Ausgestorbene Riesenschildkröte – 1000 Jahre alte DNA entschlüsselt

(12.01.2017) Wissenschaftler von Senckenberg und der Universität Potsdam haben das Erbgut der ausgestorbenen Riesenschildkröte Chelonoidis alburyorum untersucht. Dem internationalen Team gelang es erstmalig eine vollständige DNA-Sequenz der tropischen Tiere zu gewinnen.

Das Erbgut offenbart, dass die Bahamas-Schildkröten nahe Verwandte der Galapagos-Schildkröten und der südamerikanischen Chaco-Schildkröten waren. In ihrer heute im Fachjournal der Royal Society of London „Proceedings B“ erschienenen Studie zeigen sie zudem, dass die Tiere vom Menschen ausgerottet wurden.


Von der Riesenschildkröte sind auf den Bahamas nur noch fossile Überreste übrig, die in sogenannten "Blauen Löchern" konserviert wurden.

Vor etwa 1000 Jahren waren die Bahamas noch die Heimat der Riesenschildkröte Chelonoidis alburyorum – dies änderte sich kurz nach der Besiedlung der Inseln durch den Menschen.

„Heute finden wir nur noch fossile Überreste dieser etwa einen halben Meter großen Schildkröten“, erklärt Professor Uwe Fritz, Direktor der Senckenberg Naturhistorischen Sammlungen in Dresden und fährt fort: „Wir haben erstmalig das Erbgut der Bahamas-Schildkröten untersucht und konnten so feststellen, dass diese vor etwa 850 Jahren ausgestorbenen Tiere nahe mit den Galapagos-Schildkröten und den Chaco-Schildkröten aus Südamerika verwandt sind.“

Die nächsten Verwandten dieser Landschildkröten und zweier weiterer südamerikanischer Spezies leben, wie die Ergebnisse der Studie zeigen, erstaunlicherweise in Afrika.

Die untersuchte Schildkrötengruppe muss sich also in der Erdgeschichte mehrfach über die Ozeane hinweg, beispielsweise mit Treibgut, ausgebreitet haben und konnte so von Afrika nach Südamerika und von dort aus auf die Galapagos-Inseln und die Bahamas gelangen.

Mit hoch spezialisierten Labormethoden hat das internationale Team um den Dresdner Wissenschaftler und Professor Michael Hofreiter von der Universität Potsdam erstmals genetische Daten – ein nahezu vollständiges mitochondriales Genom – aus einem 1000 Jahre alten Oberarmknochen der Riesenschildkröte gewonnen und mit heute lebenden Arten verglichen.

Möglich war dies durch eine für die Tropen ungewöhnlich gute Erhaltung der Schildkrötenknochen.

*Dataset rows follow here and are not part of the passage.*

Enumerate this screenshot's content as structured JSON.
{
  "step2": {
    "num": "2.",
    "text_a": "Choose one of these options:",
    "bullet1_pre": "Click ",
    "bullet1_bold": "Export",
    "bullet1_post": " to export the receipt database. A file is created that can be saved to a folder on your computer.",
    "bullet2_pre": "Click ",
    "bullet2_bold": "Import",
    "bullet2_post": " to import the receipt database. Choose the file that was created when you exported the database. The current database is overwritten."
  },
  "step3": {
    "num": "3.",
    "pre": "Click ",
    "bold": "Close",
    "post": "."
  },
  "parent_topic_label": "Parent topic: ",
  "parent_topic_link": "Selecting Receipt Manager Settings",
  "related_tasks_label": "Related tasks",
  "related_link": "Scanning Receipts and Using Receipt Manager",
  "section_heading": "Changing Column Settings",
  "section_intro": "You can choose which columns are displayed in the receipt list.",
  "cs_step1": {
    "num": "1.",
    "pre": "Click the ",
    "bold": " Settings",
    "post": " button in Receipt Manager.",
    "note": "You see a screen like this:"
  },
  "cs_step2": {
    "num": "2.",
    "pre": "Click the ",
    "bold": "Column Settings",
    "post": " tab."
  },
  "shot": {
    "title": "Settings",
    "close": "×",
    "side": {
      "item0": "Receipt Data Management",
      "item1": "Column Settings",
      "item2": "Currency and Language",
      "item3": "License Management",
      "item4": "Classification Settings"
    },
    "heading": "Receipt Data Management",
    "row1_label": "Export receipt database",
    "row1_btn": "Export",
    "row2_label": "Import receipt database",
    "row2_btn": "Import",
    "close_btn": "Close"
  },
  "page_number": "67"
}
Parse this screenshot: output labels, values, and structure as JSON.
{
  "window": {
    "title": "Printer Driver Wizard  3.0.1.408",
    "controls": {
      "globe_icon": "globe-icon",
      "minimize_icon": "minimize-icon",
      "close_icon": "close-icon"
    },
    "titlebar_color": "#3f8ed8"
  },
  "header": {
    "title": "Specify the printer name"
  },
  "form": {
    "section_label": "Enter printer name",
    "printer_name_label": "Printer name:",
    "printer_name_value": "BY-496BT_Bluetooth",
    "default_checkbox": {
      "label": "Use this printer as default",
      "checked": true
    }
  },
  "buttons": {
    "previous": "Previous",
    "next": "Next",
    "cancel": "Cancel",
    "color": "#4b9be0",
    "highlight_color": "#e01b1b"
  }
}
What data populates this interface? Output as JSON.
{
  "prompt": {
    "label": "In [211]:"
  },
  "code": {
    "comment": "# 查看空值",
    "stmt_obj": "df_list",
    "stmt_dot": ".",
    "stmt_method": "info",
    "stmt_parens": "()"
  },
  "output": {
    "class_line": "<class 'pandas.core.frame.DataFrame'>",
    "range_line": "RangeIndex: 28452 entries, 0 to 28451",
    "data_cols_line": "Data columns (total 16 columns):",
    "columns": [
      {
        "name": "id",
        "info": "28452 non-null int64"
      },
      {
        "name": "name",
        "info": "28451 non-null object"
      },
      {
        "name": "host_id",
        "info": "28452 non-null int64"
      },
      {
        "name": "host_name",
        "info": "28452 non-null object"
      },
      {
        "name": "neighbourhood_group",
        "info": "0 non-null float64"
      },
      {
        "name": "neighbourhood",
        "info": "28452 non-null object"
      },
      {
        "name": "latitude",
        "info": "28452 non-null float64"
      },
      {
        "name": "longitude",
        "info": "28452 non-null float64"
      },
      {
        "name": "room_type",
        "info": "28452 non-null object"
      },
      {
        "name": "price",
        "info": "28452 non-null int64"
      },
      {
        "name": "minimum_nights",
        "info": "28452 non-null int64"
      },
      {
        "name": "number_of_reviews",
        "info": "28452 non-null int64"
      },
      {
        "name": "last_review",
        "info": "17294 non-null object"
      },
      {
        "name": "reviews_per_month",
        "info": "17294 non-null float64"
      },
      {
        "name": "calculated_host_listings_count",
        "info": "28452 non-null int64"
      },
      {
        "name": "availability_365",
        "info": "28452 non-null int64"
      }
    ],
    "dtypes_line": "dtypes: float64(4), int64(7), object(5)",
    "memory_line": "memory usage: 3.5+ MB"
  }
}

„Die von uns untersuchten Fossilien stammen aus sogenannten ‚Blauen Löchern’ – das sind meerwassergefüllte Karstlöcher, die offenbar eine relativ gute DNA-Konservierung ermöglichen“, erklärt Hofreiter. Damit eröffnen sich neue Möglichkeiten für die Untersuchung der DNA ausgestorbener tropischer Tiere.

Die Riesenschildkröten verschwanden innerhalb weniger Jahre nach der Besiedlung der Bahamas durch den Menschen – lange bevor Kolumbus Amerika entdeckte. Fritz erläutert: „Dies ist ein allgemeines Muster, da auf den Bahamas und Antillen zahlreiche größere Tierarten kurz nach der Ankunft des Menschen verschwanden.

Es zeigt, dass der Mensch auch früher nicht im Einklang mit der Natur lebte, sondern Nahrungsquellen schon immer übermäßig ausbeutete und Lebensräume veränderte.

Heute findet dieser Prozess aber im Vergleich zu früher in einem erschreckenden Tempo statt, so dass der Artenverlust und die Verarmung unserer Umwelt bedrohliche Dimensionen angenommen haben.“

Immerhin kann Erbgut aus den „Blauen Löchern“ in Zukunft helfen, besser zu verstehen, welche Arten schon längst unwiederbringlich verloren gegangen sind und welche Lebensgemeinschaften ohne den Menschen dort vorkommen würden.